LOS ANGELES: After winning the L’Oeil d’or award for best documentary following its premiere at this year’s Cannes Film Festival, Tunisian director Kaouther Ben Hania’s movie “Four Daughters” will now screen at Jeddah’s Red Sea International Film Festival.
Ben Hania is no stranger to critical acclaim and saw her 2020 feature "The Man Who Sold His Skin" nominated at the Academy Awards in the best international feature film category. Tunisia has now submitted her latest film in the same category for the 2024 Oscars, with the nominations yet to be announced.
She spoke to Arab News about the challenges involved in filming the flick.
She said: “It’s not about one scene or another. It’s about how to translate all the complexity of this story, all the layers of this story, because it’s a movie about motherhood.
“It’s a movie about transmission between generations, transmission of trauma also. It’s a movie about Tunisia. All those themes were very important to me.”
The film tells the true story of Olfa Hamrouni, a heart-broken Tunisian mother of four daughters. The two eldest, aged 15 and 16, disappear in 2015 after being radicalized by extremists.
Ben Hania started working on “Four Daughters” in 2016, when she first heard the story on the news in Tunisia.
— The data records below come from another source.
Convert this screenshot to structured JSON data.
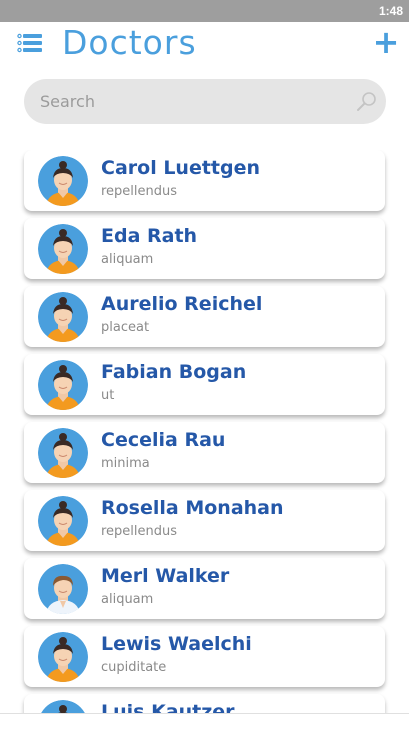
{
  "status_bar": {
    "time": "1:48"
  },
  "header": {
    "title": "Doctors",
    "add_label": "+"
  },
  "search": {
    "placeholder": "Search"
  },
  "colors": {
    "accent": "#4a9fdd",
    "name": "#2558a8",
    "subtitle": "#8a8a8a",
    "avatar_bg": "#4a9fdd"
  },
  "doctors": [
    {
      "name": "Carol Luettgen",
      "specialty": "repellendus",
      "avatar": "female"
    },
    {
      "name": "Eda Rath",
      "specialty": "aliquam",
      "avatar": "female"
    },
    {
      "name": "Aurelio Reichel",
      "specialty": "placeat",
      "avatar": "female"
    },
    {
      "name": "Fabian Bogan",
      "specialty": "ut",
      "avatar": "female"
    },
    {
      "name": "Cecelia Rau",
      "specialty": "minima",
      "avatar": "female"
    },
    {
      "name": "Rosella Monahan",
      "specialty": "repellendus",
      "avatar": "female"
    },
    {
      "name": "Merl Walker",
      "specialty": "aliquam",
      "avatar": "male"
    },
    {
      "name": "Lewis Waelchi",
      "specialty": "cupiditate",
      "avatar": "female"
    },
    {
      "name": "Luis Kautzer",
      "specialty": "",
      "avatar": "female"
    }
  ]
}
“I started thinking about making a documentary about it. But when I met Olfa and her daughters, I thought that I could do a fly-on-the-wall documentary. It took me some years to come up with the actual form of the movie,” she added.
Professional actresses filled in for the missing sisters, while renowned Egyptian actress Hend Sabri replaced Hamrouni as memories started to weigh heavy on the mom. This created a unique hybrid of fiction and documentary in the co-production between Tunisia, France, Germany, and Saudi Arabia.
Ben Hania said: “I needed actresses in the movie directed by the real character so we could summon the past and have access to their trauma.
“It’s Olfa who gave me the idea because she’s a huge fan of Hend Sabri, so I thought it would be very interesting to ask Hend to play Olfa and be directed by her.
“The shooting was very intense because it’s a real story. It’s not an easy life. So, it was very intense, but also it was funny, because they are really funny.
“Their way to cope with this tragedy is to laugh about it, which was really amazing, so we were laughing and crying,” she added.